Photo crediT:Iko Freese

La Traviata

Reviewer's rating

Return to an age of slow living. Get comfortable in a casual corset and let your admirers watch as if it was a happening. What we see is a lady – what we perceive is prejudice. What are today’s conceptions of a woman who strayed from the norms and conventions of her society?

After 150 years, Giuseppe Verdi’s masterpiece continues its power of fascination on stage. Alexandre Dumas’ La Dame aux camélias functions as the original source for the libretto to Verdi’s original piece. Reflecting upon a relationship within the lower social class in Paris of the early 19th century, it projects mismatching ideas of morality and economics onto the young and beautiful battona Violetta Valéry. Neglecting the reason to produce a work of art the high society could get involved with, Verdi’s blazing headlights shine upon the decadence of an unprivileged, but dignified sex-worker’s romance.

When music becomes part of the mix, we find ourselves getting more entangled in our voyeuristic points of view. The arias are not only carried by the music, but also elaborated by the ongoing sound that lingers in the salon until someone breaks it with an enthusiastic bravo! or brava! that echoes back to the platform where the singers’ faces reveal the gratitude of being honored. The interpreter of Verdi’s Violetta, Natalya Pavlova, could also perfectly perform her part all by herself, detached from any musical support. Alone, half seated, almost lying down, her singing directs the show almost like a conductor of her very own story. The motif of the waltz reveals the uncommon insight to the Italian society of its time. There are numerous reasons to consider it an inappropriate production, but especially one that convinces the composer to show it: pleasure.

Pleasure is also the power the characters are driven by – young Spanish toreros take a break to get a better view of the good-time girls of Paris; Alfredo Germont, who falls in love with the most precious Violetta and the latter, that is unsettled by a heart that starts beating for a reason. The spontaneous overflow of powerful feelings only has one enemy, called reason. To preserve his good name for his daughter’s marriage, the older Germont must dissolve the relation between his son and the courtesan. There is no remedy for the lovers. The choir appeals to the conscience of a hurt lover and eventually, his father. But there is still no cure for the broken rose. United at her final breath, all is forgiven, but not forgotten.

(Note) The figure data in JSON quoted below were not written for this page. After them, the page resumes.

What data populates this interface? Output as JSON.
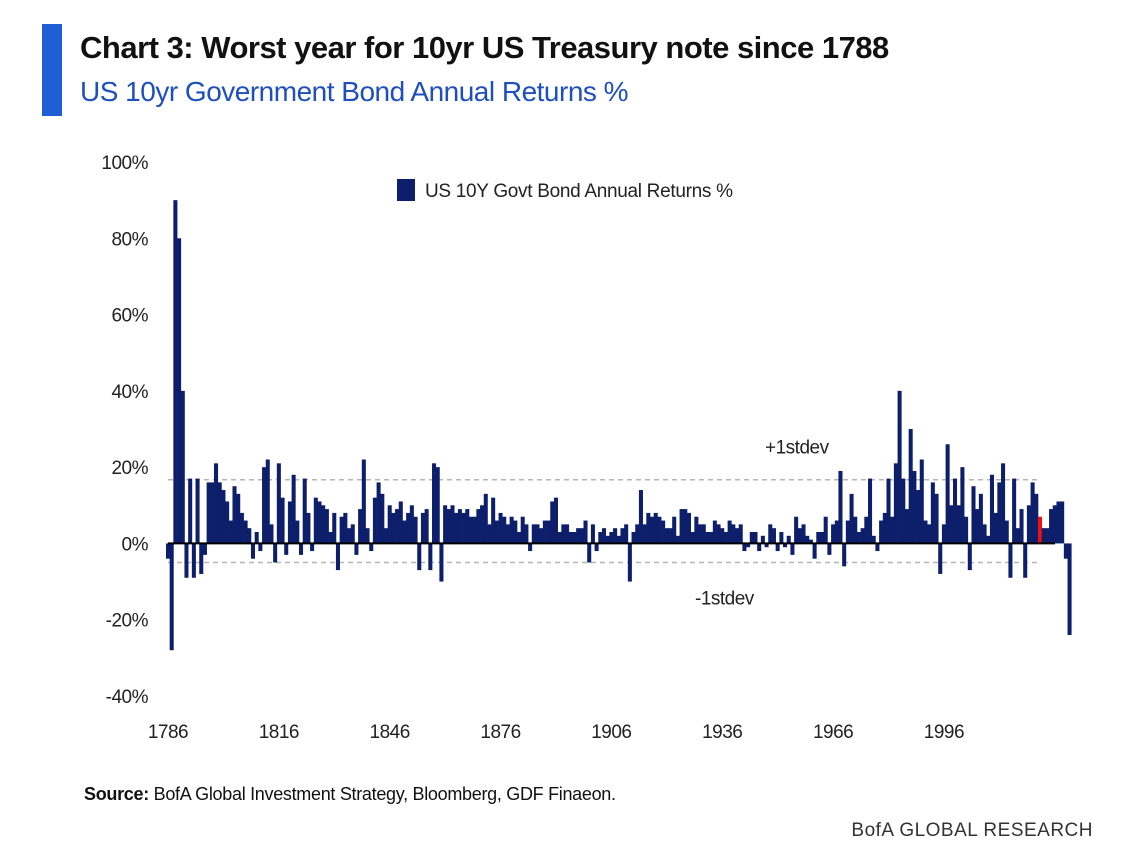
{
  "header": {
    "title": "Chart 3: Worst year for 10yr US Treasury note since 1788",
    "subtitle": "US 10yr Government Bond Annual Returns %"
  },
  "footer": {
    "source_label": "Source:",
    "source_text": "BofA Global Investment Strategy, Bloomberg, GDF Finaeon.",
    "brand": "BofA GLOBAL RESEARCH"
  },
  "colors": {
    "accent": "#1f5fd6",
    "bar": "#0d1f6b",
    "highlight": "#ee1111",
    "subtitle": "#1e4fbd"
  },
  "chart_data": {
    "type": "bar",
    "title": "Chart 3: Worst year for 10yr US Treasury note since 1788",
    "subtitle": "US 10yr Government Bond Annual Returns %",
    "legend": [
      "US 10Y Govt Bond Annual Returns %"
    ],
    "legend_position": "top-center",
    "x_ticks": [
      "1786",
      "1816",
      "1846",
      "1876",
      "1906",
      "1936",
      "1966",
      "1996"
    ],
    "y_ticks": [
      "100%",
      "80%",
      "60%",
      "40%",
      "20%",
      "0%",
      "-20%",
      "-40%"
    ],
    "ylim": [
      -40,
      100
    ],
    "xlim": [
      1786,
      2022
    ],
    "grid": false,
    "reference_lines": [
      {
        "label": "+1stdev",
        "value": 16.7
      },
      {
        "label": "-1stdev",
        "value": -5
      }
    ],
    "highlight_year": 2022,
    "series": [
      {
        "name": "US 10Y Govt Bond Annual Returns %",
        "start_year": 1786,
        "values": [
          -4,
          -28,
          90,
          80,
          40,
          -9,
          17,
          -9,
          17,
          -8,
          -3,
          16,
          16,
          21,
          16,
          14,
          11,
          6,
          15,
          13,
          8,
          6,
          4,
          -4,
          3,
          -2,
          20,
          22,
          5,
          -5,
          21,
          12,
          -3,
          11,
          18,
          6,
          -3,
          17,
          8,
          -2,
          12,
          11,
          10,
          9,
          3,
          8,
          -7,
          7,
          8,
          4,
          5,
          -3,
          9,
          22,
          4,
          -2,
          12,
          16,
          13,
          4,
          10,
          8,
          9,
          11,
          6,
          8,
          10,
          7,
          -7,
          8,
          9,
          -7,
          21,
          20,
          -10,
          10,
          9,
          10,
          8,
          9,
          8,
          9,
          7,
          7,
          9,
          10,
          13,
          5,
          12,
          6,
          8,
          7,
          5,
          7,
          6,
          3,
          7,
          5,
          -2,
          5,
          5,
          4,
          6,
          6,
          11,
          12,
          3,
          5,
          5,
          3,
          3,
          4,
          4,
          6,
          -5,
          5,
          -2,
          3,
          4,
          2,
          3,
          4,
          2,
          4,
          5,
          -10,
          3,
          5,
          14,
          5,
          8,
          7,
          8,
          7,
          6,
          4,
          4,
          7,
          2,
          9,
          9,
          8,
          3,
          7,
          5,
          5,
          3,
          3,
          6,
          5,
          4,
          3,
          6,
          5,
          4,
          5,
          -2,
          -1,
          3,
          3,
          -2,
          2,
          -1,
          5,
          4,
          -2,
          3,
          -1,
          2,
          -3,
          7,
          4,
          5,
          2,
          1,
          -4,
          3,
          3,
          7,
          -3,
          5,
          6,
          19,
          -6,
          6,
          13,
          7,
          3,
          4,
          7,
          17,
          2,
          -2,
          6,
          8,
          17,
          7,
          21,
          40,
          17,
          9,
          30,
          19,
          14,
          22,
          6,
          5,
          16,
          13,
          -8,
          5,
          26,
          10,
          17,
          10,
          20,
          7,
          -7,
          15,
          9,
          13,
          5,
          2,
          18,
          8,
          16,
          21,
          6,
          -9,
          17,
          4,
          9,
          -9,
          10,
          16,
          13,
          7,
          4,
          4,
          9,
          10,
          11,
          11,
          -4,
          -24
        ]
      }
    ]
  }
}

Nicola Raab’s production of an evergreen work at opera houses converts outdated ideas of a prostitute finding love into the current economy of erotic entertainment. Without problematizing how sex sells centuries after introducing La Traviata for the first time, it is evident that we are still confronted with a man-made business when it becomes personal. Still, instead of resentment, Raab’s Violetta embodies the conscience of a whole community. In spite of the role society shaped her by, she appears as the strongest and most trustworthy character of all. In the end, her authenticity reveals the power of love – a love for her people.

When the curtains fall, it is impossible to say who is more affected by the past three hours. An enormous noise of applause, standing ovations, a blushing Pavlova. What a relief that this lady dies – only to be reborn for several performances to come. Buon divertimento!